23 agosto 2011

adiós, muchacha


você fica atordoado diante da morte. talvez não de qualquer uma, mas certamente diante da morte qualificada. o sujeito que te deixa a ver navios, ele mesmo tão desamparado, e que neste desamparo diz, inclemente como é de seu feitio: "acabou, meu amigo".

este sujeito qualificado, melhor do que você em sua valentia. o sujeito que resiste e vai embora relutando, um pouco emburrado, gritando em seu olhar que não é justo. que ainda não é hora. que ainda há tanto a fazer. ainda há tanto a dizer, viver, dividir ou recolher, ainda há tanto a. 

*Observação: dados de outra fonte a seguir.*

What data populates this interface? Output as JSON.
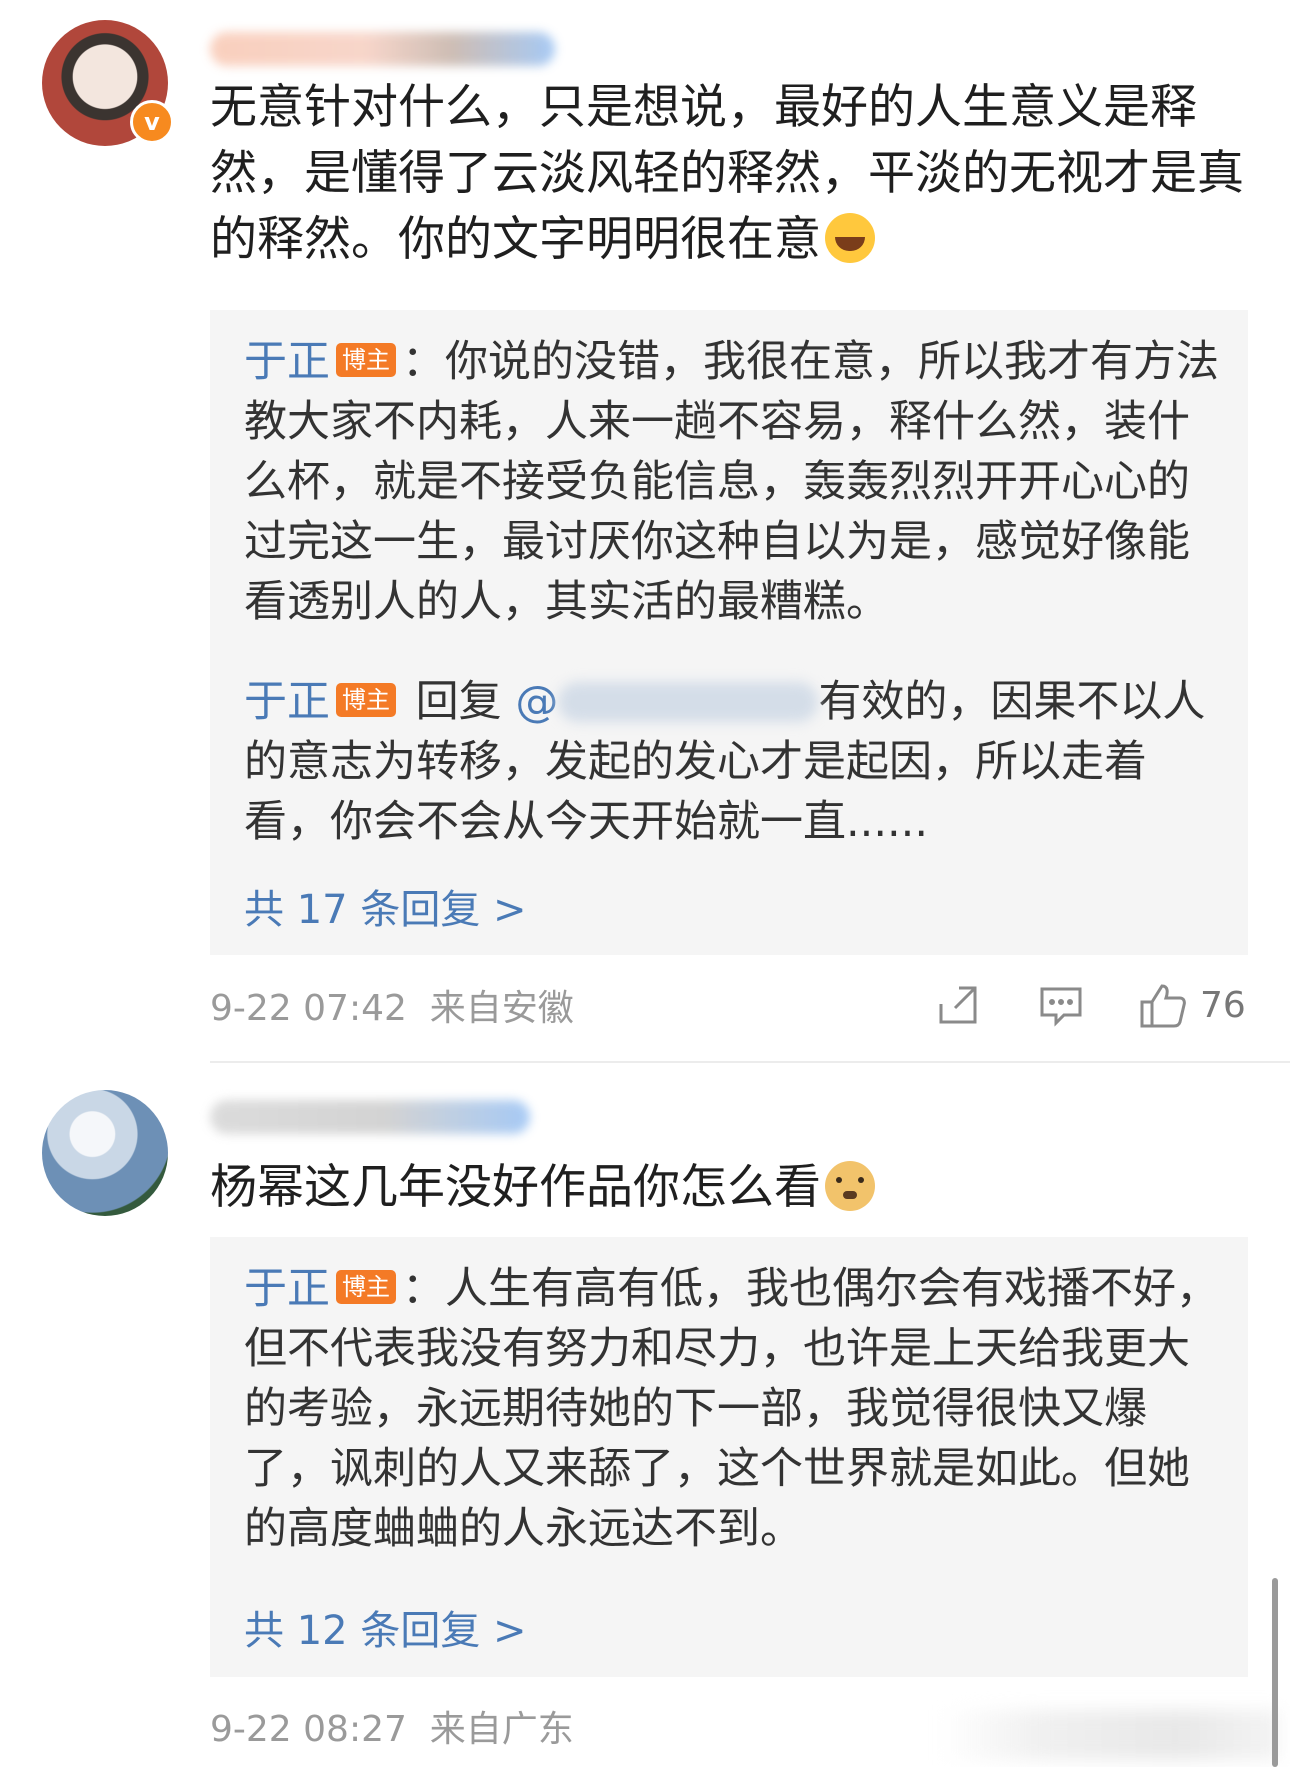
{
  "comments": [
    {
      "username": "",
      "verified": true,
      "text": "无意针对什么，只是想说，最好的人生意义是释然，是懂得了云淡风轻的释然，平淡的无视才是真的释然。你的文字明明很在意",
      "emoji": "laugh-cry-emoji",
      "replies": [
        {
          "author": "于正",
          "tag": "博主",
          "text": "：你说的没错，我很在意，所以我才有方法教大家不内耗，人来一趟不容易，释什么然，装什么杯，就是不接受负能信息，轰轰烈烈开开心心的过完这一生，最讨厌你这种自以为是，感觉好像能看透别人的人，其实活的最糟糕。"
        },
        {
          "author": "于正",
          "tag": "博主",
          "reply_word": "回复",
          "mention_prefix": "@",
          "text": "有效的，因果不以人的意志为转移，发起的发心才是起因，所以走着看，你会不会从今天开始就一直......"
        }
      ],
      "replies_link": "共 17 条回复 >",
      "time": "9-22 07:42",
      "location": "来自安徽",
      "likes": "76"
    },
    {
      "username": "",
      "text": "杨幂这几年没好作品你怎么看",
      "emoji": "doge-emoji",
      "replies": [
        {
          "author": "于正",
          "tag": "博主",
          "text": "：人生有高有低，我也偶尔会有戏播不好，但不代表我没有努力和尽力，也许是上天给我更大的考验，永远期待她的下一部，我觉得很快又爆了，讽刺的人又来舔了，这个世界就是如此。但她的高度蛐蛐的人永远达不到。"
        }
      ],
      "replies_link": "共 12 条回复 >",
      "time": "9-22 08:27",
      "location": "来自广东"
    }
  ],
  "icons": {
    "share": "share-icon",
    "comment": "comment-icon",
    "like": "like-icon"
  },
  "colors": {
    "link_blue": "#4a7ab6",
    "blogger_tag": "#f47a26",
    "verified_badge": "#f78a1f"
  }
}
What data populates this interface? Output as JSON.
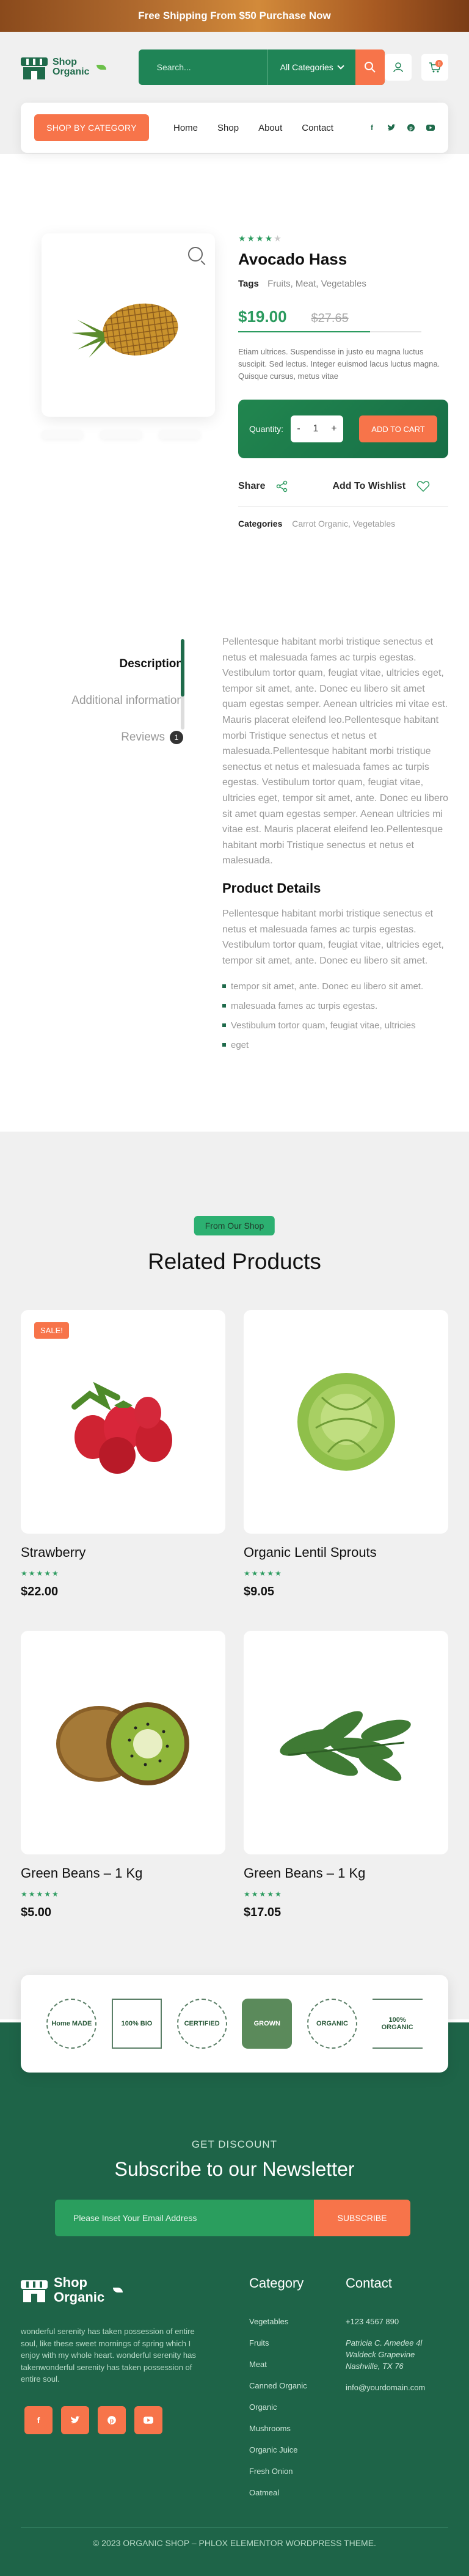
{
  "topbar": {
    "text": "Free Shipping From $50 Purchase Now"
  },
  "header": {
    "logo_line1": "Shop",
    "logo_line2": "Organic",
    "search_placeholder": "Search...",
    "category_select": "All Categories",
    "cart_count": "0"
  },
  "nav": {
    "shop_by_category": "SHOP BY CATEGORY",
    "links": [
      "Home",
      "Shop",
      "About",
      "Contact"
    ],
    "social_icons": [
      "facebook-icon",
      "twitter-icon",
      "pinterest-icon",
      "youtube-icon"
    ]
  },
  "product": {
    "rating": "4",
    "title": "Avocado Hass",
    "tags_label": "Tags",
    "tags": "Fruits, Meat, Vegetables",
    "price": "$19.00",
    "old_price": "$27.65",
    "description": "Etiam ultrices. Suspendisse in justo eu magna luctus suscipit. Sed lectus. Integer euismod lacus luctus magna. Quisque cursus, metus vitae",
    "quantity_label": "Quantity:",
    "quantity_value": "1",
    "add_to_cart": "ADD TO CART",
    "share": "Share",
    "wishlist": "Add To Wishlist",
    "categories_label": "Categories",
    "categories": "Carrot Organic, Vegetables"
  },
  "tabs": {
    "items": [
      "Description",
      "Additional information",
      "Reviews"
    ],
    "review_count": "1",
    "body_p1": "Pellentesque habitant morbi tristique senectus et netus et malesuada fames ac turpis egestas. Vestibulum tortor quam, feugiat vitae, ultricies eget, tempor sit amet, ante. Donec eu libero sit amet quam egestas semper. Aenean ultricies mi vitae est. Mauris placerat eleifend leo.Pellentesque habitant morbi Tristique senectus et netus et malesuada.Pellentesque habitant morbi tristique senectus et netus et malesuada fames ac turpis egestas. Vestibulum tortor quam, feugiat vitae, ultricies eget, tempor sit amet, ante. Donec eu libero sit amet quam egestas semper. Aenean ultricies mi vitae est. Mauris placerat eleifend leo.Pellentesque habitant morbi Tristique senectus et netus et malesuada.",
    "details_title": "Product Details",
    "body_p2": "Pellentesque habitant morbi tristique senectus et netus et malesuada fames ac turpis egestas. Vestibulum tortor quam, feugiat vitae, ultricies eget, tempor sit amet, ante. Donec eu libero sit amet.",
    "bullets": [
      "tempor sit amet, ante. Donec eu libero sit amet.",
      "malesuada fames ac turpis egestas.",
      "Vestibulum tortor quam, feugiat vitae, ultricies",
      "eget"
    ]
  },
  "related": {
    "pill": "From Our Shop",
    "title": "Related Products",
    "products": [
      {
        "name": "Strawberry",
        "price": "$22.00",
        "sale": "SALE!"
      },
      {
        "name": "Organic Lentil Sprouts",
        "price": "$9.05"
      },
      {
        "name": "Green Beans – 1 Kg",
        "price": "$5.00"
      },
      {
        "name": "Green Beans – 1 Kg",
        "price": "$17.05"
      }
    ],
    "rating": "5"
  },
  "badges": [
    "Home MADE",
    "100% BIO",
    "CERTIFIED",
    "GROWN",
    "ORGANIC",
    "100% ORGANIC"
  ],
  "footer": {
    "newsletter_sub": "GET DISCOUNT",
    "newsletter_title": "Subscribe to our Newsletter",
    "email_placeholder": "Please Inset Your Email Address",
    "subscribe": "SUBSCRIBE",
    "logo_line1": "Shop",
    "logo_line2": "Organic",
    "about": "wonderful serenity has taken possession of entire soul, like these sweet mornings of spring which I enjoy with my whole heart. wonderful serenity has takenwonderful serenity has taken possession of entire soul.",
    "category_title": "Category",
    "categories": [
      "Vegetables",
      "Fruits",
      "Meat",
      "Canned Organic",
      "Organic",
      "Mushrooms",
      "Organic Juice",
      "Fresh Onion",
      "Oatmeal"
    ],
    "contact_title": "Contact",
    "phone": "+123 4567 890",
    "address1": "Patricia C. Amedee 4l",
    "address2": "Waldeck Grapevine",
    "address3": "Nashville, TX 76",
    "email": "info@yourdomain.com",
    "copyright": "© 2023 ORGANIC SHOP – PHLOX ELEMENTOR WORDPRESS THEME."
  }
}
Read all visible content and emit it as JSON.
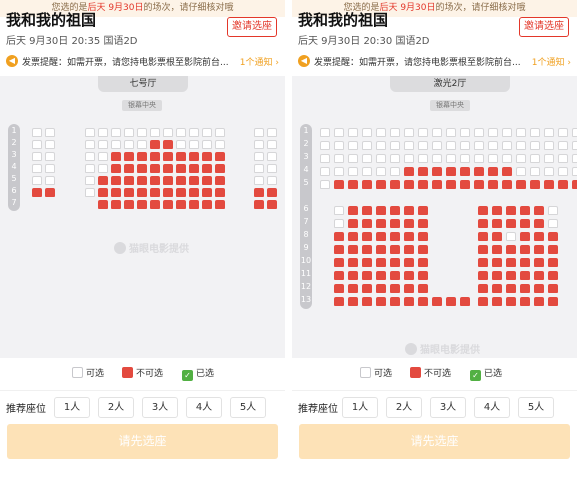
{
  "colors": {
    "taken": "#e34a3f",
    "available": "#ffffff",
    "selected": "#52b043",
    "accent": "#e3372a",
    "confirm_bg": "#fde2b7"
  },
  "panels": [
    {
      "notice_before": "您选的是",
      "notice_highlight": "后天 9月30日",
      "notice_after": "的场次，请仔细核对哦",
      "movie_title": "我和我的祖国",
      "invite_label": "邀请选座",
      "show_info": "后天 9月30日 20:35 国语2D",
      "invoice_icon": "speaker-icon",
      "invoice_text": "发票提醒：如需开票，请您持电影票根至影院前台...",
      "notice_count": "1个通知",
      "hall_name": "七号厅",
      "screen_label": "银幕中央",
      "row_labels": [
        "1",
        "2",
        "3",
        "4",
        "5",
        "6",
        "7"
      ],
      "watermark": "猫眼电影提供",
      "legend": {
        "available": "可选",
        "taken": "不可选",
        "selected": "已选"
      },
      "recommend_label": "推荐座位",
      "recommend_options": [
        "1人",
        "2人",
        "3人",
        "4人",
        "5人"
      ],
      "confirm_label": "请先选座"
    },
    {
      "notice_before": "您选的是",
      "notice_highlight": "后天 9月30日",
      "notice_after": "的场次，请仔细核对哦",
      "movie_title": "我和我的祖国",
      "invite_label": "邀请选座",
      "show_info": "后天 9月30日 20:30 国语2D",
      "invoice_icon": "speaker-icon",
      "invoice_text": "发票提醒：如需开票，请您持电影票根至影院前台...",
      "notice_count": "1个通知",
      "hall_name": "激光2厅",
      "screen_label": "银幕中央",
      "row_labels": [
        "1",
        "2",
        "3",
        "4",
        "5",
        "6",
        "7",
        "8",
        "9",
        "10",
        "11",
        "12",
        "13"
      ],
      "watermark": "猫眼电影提供",
      "legend": {
        "available": "可选",
        "taken": "不可选",
        "selected": "已选"
      },
      "recommend_label": "推荐座位",
      "recommend_options": [
        "1人",
        "2人",
        "3人",
        "4人",
        "5人"
      ],
      "confirm_label": "请先选座"
    }
  ]
}
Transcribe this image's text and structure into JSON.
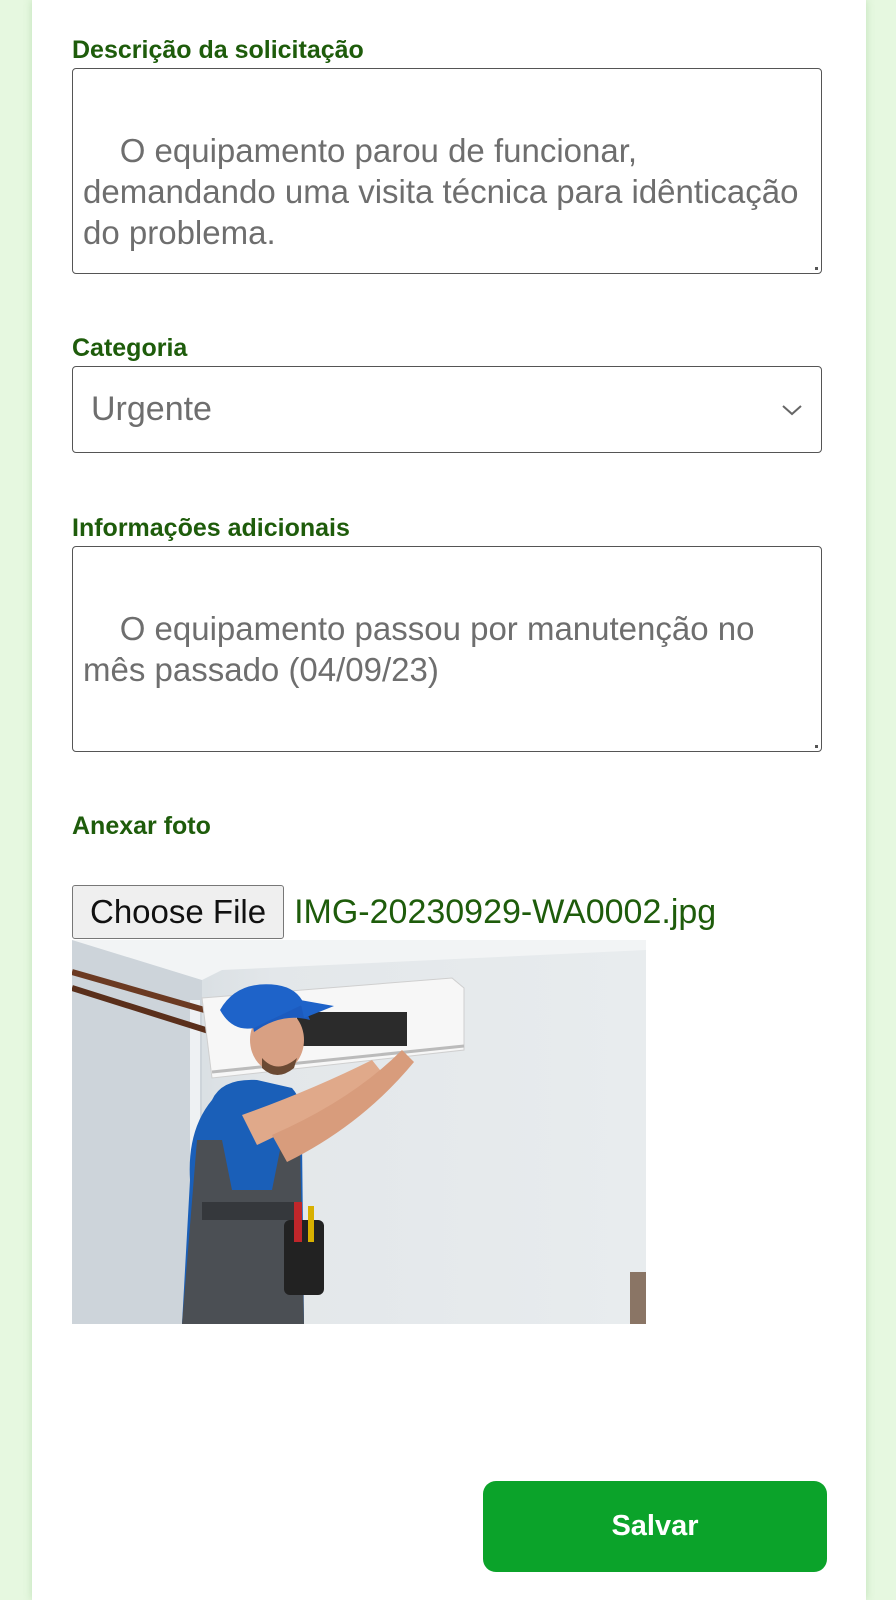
{
  "form": {
    "description": {
      "label": "Descrição da solicitação",
      "value": "O equipamento parou de funcionar, demandando uma visita técnica para idênticação do problema."
    },
    "category": {
      "label": "Categoria",
      "selected": "Urgente",
      "icon": "chevron-down-icon"
    },
    "additional_info": {
      "label": "Informações adicionais",
      "value": "O equipamento passou por manutenção no mês passado (04/09/23)"
    },
    "photo": {
      "label": "Anexar foto",
      "choose_label": "Choose File",
      "file_name": "IMG-20230929-WA0002.jpg"
    },
    "save_label": "Salvar"
  },
  "colors": {
    "page_background": "#e6f8e0",
    "label_green": "#1e5c0b",
    "button_green": "#0ba32a"
  }
}
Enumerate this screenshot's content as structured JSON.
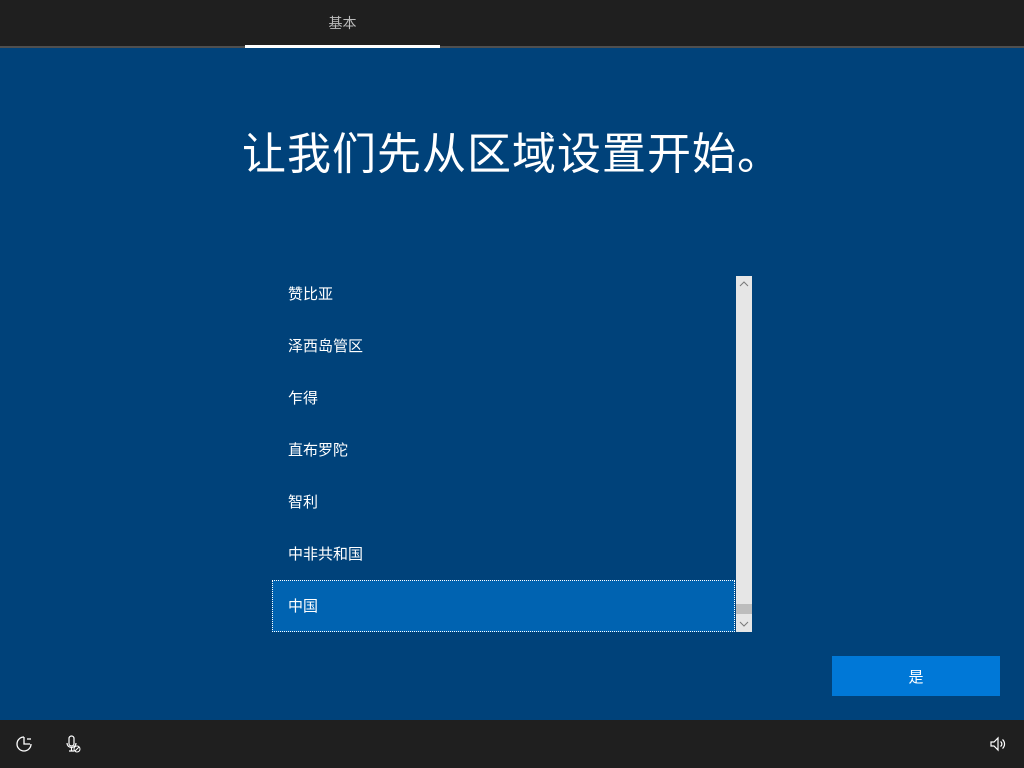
{
  "header": {
    "tab_label": "基本"
  },
  "main": {
    "title": "让我们先从区域设置开始。",
    "region_list": [
      {
        "label": "赞比亚",
        "selected": false
      },
      {
        "label": "泽西岛管区",
        "selected": false
      },
      {
        "label": "乍得",
        "selected": false
      },
      {
        "label": "直布罗陀",
        "selected": false
      },
      {
        "label": "智利",
        "selected": false
      },
      {
        "label": "中非共和国",
        "selected": false
      },
      {
        "label": "中国",
        "selected": true
      }
    ],
    "yes_button": "是"
  },
  "footer": {
    "icons": [
      "ease-of-access-icon",
      "microphone-icon",
      "volume-icon"
    ]
  },
  "colors": {
    "background": "#00427a",
    "topbar": "#1f1f1f",
    "selected_item": "#0063b1",
    "primary_button": "#0078d7"
  }
}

este sujeito cuja fragilidade física parece emprestada, de tanto que lhe cai esquisita. sujeito amoroso, belo, sarcástico, inteligente. sujeito imenso. este sujeito que não quer ir, que se agarra à vida como um filósofo do concreto, e que só vai obrigado, arrancado, sem ceder um milímetro em sua dignidade.

você fica atordoado diante dos vagos discursos sobre a morte. não importa quais nem que crenças eles acionem. então, em seu atordoamento, ouve a sabedoria sentada a seu lado sussurrar: "para ela, caberia uma música melhor: adiós muchachos, compañeros de mi vida...". e sim, para ela apenas um tango bem chorado, um tango bem dançado com direito a fenda na saia e rosa na boca. 

não importa o que você acha que sabe. diante da morte que registra em sua mente o futuro de ausências, você entende que não sabe nada de nada de nada. você volta para casa encolhido e de coração pesado. você não encontra as palavras, embora precise tanto delas. o que será depois desta experiência? não há como apenas retomar, esta é uma das mentiras da existência. você não retoma e não refaz. você segue. ainda atordoado, ainda se sentindo um tanto de nada em um mundo estranho. 

porque aquele sujeito qualificado esteve em sua vida de um modo impressionante. e você é o muchacho que fica procurando algo dentro de si mesmo para avançar em uma estrada que se modificou para sempre.  


[para Vera Gerzson]



 

11 comentários:

Rogério Christofoletti disse...

Triste. E lindo.

Nina disse...

Belíssimo. Incomparável.

Não sei o que mais dizer. Se souber, eu volto. Se não, fica o silêncio, acompanhando a ausência.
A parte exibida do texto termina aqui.